Regional Partnership Panacea To African Challenges, Says Saraki
Saraki, in a statement by his Special Assistant on Public Affairs, Mohammed Isa, made this known in a keynote address at the opening session of the on going Crans Montana Forum of Africa and South South Cooperation For Africa’s Development holding at Dakhla, Morocco.
He noted that, “the contagious nature of poverty-driven social unrest would in effect suggest that the challenges that we face must be viewed from a regional perspective and the solutions located in greater regional cooperation and partnership.
“The challenge of cross-border crimes, the smuggling of small arms and light weapons across our borders; or even the wave of terrorist activities provide another compelling reason why effective cooperation and partnership is almost a matter of life and death.
“The experience we have had with Al-Qaida in the Maghreb (AQIM) in Mali and the Boko Haram in Nigeria shows that security and stability of our countries can only be guaranteed through a regional governance system which would make it impossible for terrorists and criminals to find a safe haven within any of our borders.”
Many countries in Africa, Saraki noted, have witnessed remarkable economic development in recent years, adding that, “however, in the context of overall global economy, this progress amounts to very little or nothing.”
“Africa’s share of the global trade is only 2% and of this, only 11% is Africans trading with themselves. We have to reverse this trend. Unless we do, African success stories would continue to be undermined by other serious challenges like poverty, youth unemployment, high infrastructure deficit, and conflicts”, he stated.
He identified trust and genuine partnership as key factors in opening up the African continent to African businesses and people, adding that “this is why I must commend the King of Morocco for the recent bilateral agreements with Nigeria in different areas, including the Bilateral Air Services Agreement; Marine Fisheries Cooperation; Diplomatic and Official Services Visa Exemption and many more.
“We need to build on this and hold it make it easier for people and goods to move across our continent. We must strengthen relationships among our parliamentarians, among our governments and among our businessmen to share experiences and build mutually beneficial partnerships. There are very exciting models to build on.

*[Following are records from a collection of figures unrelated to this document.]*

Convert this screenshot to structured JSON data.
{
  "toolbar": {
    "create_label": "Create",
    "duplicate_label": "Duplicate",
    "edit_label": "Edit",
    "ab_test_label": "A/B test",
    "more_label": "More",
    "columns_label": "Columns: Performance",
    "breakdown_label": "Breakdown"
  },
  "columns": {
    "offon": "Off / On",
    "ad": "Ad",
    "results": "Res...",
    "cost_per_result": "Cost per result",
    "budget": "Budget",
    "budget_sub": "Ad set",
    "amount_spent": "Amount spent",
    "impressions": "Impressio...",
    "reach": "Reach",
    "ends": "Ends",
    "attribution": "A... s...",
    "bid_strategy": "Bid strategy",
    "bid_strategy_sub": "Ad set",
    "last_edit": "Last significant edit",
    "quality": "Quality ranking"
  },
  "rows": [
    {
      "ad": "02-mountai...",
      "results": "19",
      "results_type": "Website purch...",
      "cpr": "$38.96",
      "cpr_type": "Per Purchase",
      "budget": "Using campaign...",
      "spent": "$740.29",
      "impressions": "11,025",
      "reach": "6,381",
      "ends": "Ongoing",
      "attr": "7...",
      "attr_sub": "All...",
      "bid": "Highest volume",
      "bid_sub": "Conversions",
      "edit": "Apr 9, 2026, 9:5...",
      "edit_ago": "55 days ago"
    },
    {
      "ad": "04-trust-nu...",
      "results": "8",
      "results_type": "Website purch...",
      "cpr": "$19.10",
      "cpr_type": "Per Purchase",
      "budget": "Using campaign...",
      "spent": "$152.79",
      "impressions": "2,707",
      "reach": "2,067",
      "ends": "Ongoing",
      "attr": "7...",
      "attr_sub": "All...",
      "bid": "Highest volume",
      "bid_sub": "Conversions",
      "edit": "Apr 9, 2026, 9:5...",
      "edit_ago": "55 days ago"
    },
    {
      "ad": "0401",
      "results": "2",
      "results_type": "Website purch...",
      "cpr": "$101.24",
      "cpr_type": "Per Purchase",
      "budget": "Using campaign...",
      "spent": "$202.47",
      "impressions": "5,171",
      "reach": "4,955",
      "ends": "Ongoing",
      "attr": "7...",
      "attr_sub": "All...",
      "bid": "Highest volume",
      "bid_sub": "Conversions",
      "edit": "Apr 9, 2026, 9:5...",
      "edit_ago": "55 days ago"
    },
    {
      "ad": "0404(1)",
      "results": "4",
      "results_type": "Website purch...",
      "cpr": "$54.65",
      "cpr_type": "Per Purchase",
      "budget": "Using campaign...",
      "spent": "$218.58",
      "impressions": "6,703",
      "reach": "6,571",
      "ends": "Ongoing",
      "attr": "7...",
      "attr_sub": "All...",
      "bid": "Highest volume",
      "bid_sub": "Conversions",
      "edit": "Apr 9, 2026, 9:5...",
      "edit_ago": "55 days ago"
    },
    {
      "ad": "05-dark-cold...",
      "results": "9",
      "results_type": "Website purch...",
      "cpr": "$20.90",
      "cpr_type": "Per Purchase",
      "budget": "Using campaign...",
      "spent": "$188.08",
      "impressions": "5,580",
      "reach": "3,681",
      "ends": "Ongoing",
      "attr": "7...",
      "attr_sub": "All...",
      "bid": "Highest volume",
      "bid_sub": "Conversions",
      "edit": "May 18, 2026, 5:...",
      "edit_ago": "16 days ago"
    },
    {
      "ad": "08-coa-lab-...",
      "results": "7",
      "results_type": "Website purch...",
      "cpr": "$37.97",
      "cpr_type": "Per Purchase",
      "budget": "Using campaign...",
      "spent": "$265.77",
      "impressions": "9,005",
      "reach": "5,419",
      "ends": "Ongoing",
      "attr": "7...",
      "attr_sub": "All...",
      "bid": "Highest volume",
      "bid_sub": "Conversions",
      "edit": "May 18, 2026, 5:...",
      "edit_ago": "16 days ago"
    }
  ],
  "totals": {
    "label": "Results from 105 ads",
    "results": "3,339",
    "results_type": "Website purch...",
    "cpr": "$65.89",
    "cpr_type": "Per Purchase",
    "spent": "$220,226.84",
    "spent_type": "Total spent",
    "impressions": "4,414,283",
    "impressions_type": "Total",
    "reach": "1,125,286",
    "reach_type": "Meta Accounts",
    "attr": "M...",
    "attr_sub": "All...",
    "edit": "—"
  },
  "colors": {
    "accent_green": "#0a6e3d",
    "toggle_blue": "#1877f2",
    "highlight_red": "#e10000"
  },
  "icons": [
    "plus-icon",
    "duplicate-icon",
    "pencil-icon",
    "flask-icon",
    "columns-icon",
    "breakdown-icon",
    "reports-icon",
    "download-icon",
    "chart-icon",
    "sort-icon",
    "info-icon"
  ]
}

The Lagos to Tangiers highway project; the Trans Sahara gas pipeline project, as well as the Chinese-backed railway projects that would connect East African countries are only a few of these”, the Senate President stated.
He challenged African leaders to put the need for regional socio-economic co-operation as a key component of their development agenda because “without the demonstrable commitment by African countries to think beyond their immediate borders, Africa will continue to remain junior partners, even in its relationship with other parts of the developing world. The exploitation of our continent does not become more acceptable simply because it is done by another developing region rather than Europe or America. The strength of Africa’s cooperation with the rest of the world, lies in the ability of Africa to cooperate with itself”, he stated.
While commenting on the recent Xenophobic attacks in South Africa which he believe demonstrated the lack of co-operation and understanding among Africans, Saraki stated that “this alone must force us to think again about what African integration and cooperation mean to us”.
“Do we want an Africa where law abiding citizens of all our countries should be able to move freely and partake in social and economic opportunities in any part of the continent, from Cape Coast to Cairo or Casablanca to Kinshasa? Or, do we want an Africa that is still largely insulated against itself, an Africa where Europeans and Americans will feel even more welcomed in our countries than fellow Africans?, he queried.
He noted, however that for Africa to benefit from the demographic dividends that a massive youth population offers, the leadership must make the right investments in quality higher education and create the right conditions and opportunities for entrepreneurship and employment as no single country on the continent could do this alone. He added that a large market was only useful when the people have the necessary purchasing power; and that a huge population could only be an asset when it is productive.
Speaking on his goal as President of the Nigerian Senate, Saraki said it was to improve parliamentary collaboration across Africa and to improve economic partnerships on the continent by enacting laws that would promote trade in Africa and make doing business in Nigeria safer and easier.
“I believe that the kind of political leaders that can help our continent in the 21st century are those who are able to think in regional terms and operate in a global context, those who have the self-confidence to play in a team of leaders to find a common solution to the common problems that confront our countries, our continent and all of humanity”, he said.
The Crans Montana Forum which was well attended by top individuals from the political, business and civil society leadership across Europe, Africa, Middle East and North America addressed issues bordering economy, agriculture, the environment, social and political developments.
Other speakers at the opening session are Reverend Jess Jackson, Founder and President of Rainbow Push Coalition in the United States and Mr. Phillips Douste Blazy, an Assistant Secretary General at the United Nations, both of whom are Special Guests.
The guest speakers include Mr. Baldwin Lonsdale, President of Republic of Vanuatu, Mr. Rupiah Banda, former president of Zambia, Mr. Dioncounda Traore, former President of Mali, Mrs Freda Tuki Soriacomua, Minister for Women, Children and Family Affairs, Island of Solomon, Sheikha Hissah Al-Sabah, Chairman, Council of Arab Business Women, Kuwait and Mr. Mustapha Visse Lo, President of ECoWAS Parliament.